Last week on this site, Peter Hoskin probed dangers to prosperity – what George Osborne has called a “dangerous cocktail of new threats from around the world”. Today, we open a three-part mini-series series on whether, even if growth continues, the Chancellor is achieving his vision – a rebalancing of the economy based on more saving, investment, exporting and high-tech across the whole of Britain: what he himself had called “the march of the makers”. Michael Martins of the Institute of Directors writes below today. Tomorrow, we will have Steve Hughes of Policy Exchange and Peter will write on Thursday.

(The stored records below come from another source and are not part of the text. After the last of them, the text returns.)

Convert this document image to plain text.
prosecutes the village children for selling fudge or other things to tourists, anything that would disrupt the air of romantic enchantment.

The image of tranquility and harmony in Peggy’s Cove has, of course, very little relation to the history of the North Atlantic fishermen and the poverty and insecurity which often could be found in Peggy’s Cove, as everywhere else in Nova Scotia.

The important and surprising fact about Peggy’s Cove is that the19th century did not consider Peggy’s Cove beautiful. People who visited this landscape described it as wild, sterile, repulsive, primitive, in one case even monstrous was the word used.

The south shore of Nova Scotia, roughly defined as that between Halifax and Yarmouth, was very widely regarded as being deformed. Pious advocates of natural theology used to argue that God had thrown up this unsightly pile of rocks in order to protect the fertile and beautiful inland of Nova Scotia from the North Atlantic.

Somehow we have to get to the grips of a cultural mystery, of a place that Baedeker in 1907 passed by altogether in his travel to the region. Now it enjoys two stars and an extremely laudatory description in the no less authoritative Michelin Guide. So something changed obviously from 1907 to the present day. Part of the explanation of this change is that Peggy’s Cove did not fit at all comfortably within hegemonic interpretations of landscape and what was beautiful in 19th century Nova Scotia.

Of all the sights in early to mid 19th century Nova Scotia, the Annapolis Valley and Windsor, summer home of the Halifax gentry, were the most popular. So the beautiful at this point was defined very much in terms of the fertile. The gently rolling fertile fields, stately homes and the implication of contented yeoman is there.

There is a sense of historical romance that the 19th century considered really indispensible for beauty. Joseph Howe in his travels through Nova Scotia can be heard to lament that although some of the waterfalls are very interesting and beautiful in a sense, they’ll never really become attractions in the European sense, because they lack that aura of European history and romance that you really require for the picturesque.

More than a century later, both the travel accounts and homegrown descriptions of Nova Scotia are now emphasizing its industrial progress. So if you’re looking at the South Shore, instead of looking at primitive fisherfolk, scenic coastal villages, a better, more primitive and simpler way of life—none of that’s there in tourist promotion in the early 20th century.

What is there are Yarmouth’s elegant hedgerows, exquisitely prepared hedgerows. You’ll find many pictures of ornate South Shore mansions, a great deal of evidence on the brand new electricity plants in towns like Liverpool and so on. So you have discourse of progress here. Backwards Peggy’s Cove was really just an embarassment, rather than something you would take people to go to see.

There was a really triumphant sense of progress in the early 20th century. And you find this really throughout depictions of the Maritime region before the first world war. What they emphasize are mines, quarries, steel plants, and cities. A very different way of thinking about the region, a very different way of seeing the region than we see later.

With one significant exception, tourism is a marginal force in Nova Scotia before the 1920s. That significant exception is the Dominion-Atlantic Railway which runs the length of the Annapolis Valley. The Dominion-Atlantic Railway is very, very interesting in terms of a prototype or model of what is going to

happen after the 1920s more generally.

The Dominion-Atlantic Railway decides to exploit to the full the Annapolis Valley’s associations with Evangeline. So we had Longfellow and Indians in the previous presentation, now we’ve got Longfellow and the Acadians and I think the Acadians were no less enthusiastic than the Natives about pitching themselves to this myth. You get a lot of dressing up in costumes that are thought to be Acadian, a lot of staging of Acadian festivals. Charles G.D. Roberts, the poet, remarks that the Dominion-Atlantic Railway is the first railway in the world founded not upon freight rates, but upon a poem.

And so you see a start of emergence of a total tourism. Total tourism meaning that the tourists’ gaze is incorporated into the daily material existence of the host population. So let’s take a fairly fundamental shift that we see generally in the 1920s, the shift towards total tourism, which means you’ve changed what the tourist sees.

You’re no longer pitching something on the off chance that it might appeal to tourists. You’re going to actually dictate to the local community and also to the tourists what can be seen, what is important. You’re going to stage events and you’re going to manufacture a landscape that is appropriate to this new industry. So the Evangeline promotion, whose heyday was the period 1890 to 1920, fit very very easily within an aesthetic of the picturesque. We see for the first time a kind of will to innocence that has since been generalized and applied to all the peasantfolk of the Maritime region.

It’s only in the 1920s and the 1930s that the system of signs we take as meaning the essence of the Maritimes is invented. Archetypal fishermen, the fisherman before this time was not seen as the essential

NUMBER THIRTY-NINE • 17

In some ways, it is simply too early to tell. For example, Osborne’s ideal requires a better-educated workforce, and we won’t know whether or not the education reforms which Michael Gove began and Nicky Morgan is continuing have born fruit until today’s generation of school pupils are working in tomorrow’s labour market.
Indeed, it is arguably unfair to put the question at all. Five years is a stretch in the life of a senior politician, but a blink in terms of economic change. Furthermore, the Chancellor found himself putting out a blaze when he took office (that’s to say, reducing the deficit) and it is hard to save a building and rework it at the same time.
All the same, the question is worth putting because it matters – and, after all, Osborne himself raised it in the first place. The Chancellor has helped to deliver recovery, growth and jobs, wrong-footing the critics who predicted higher unemployment (encapsulated in David Blanchflower’s prediction that it could reach five million). And Britain’s economy looks all the brighter compared to the gloom of much of the Eurozone. But some of the signs are worrying: a triple problem of high debt, a stubborn deficit and a vulnerable balance of payments. Nor are we changing into a nation of savers. It is timely to probe.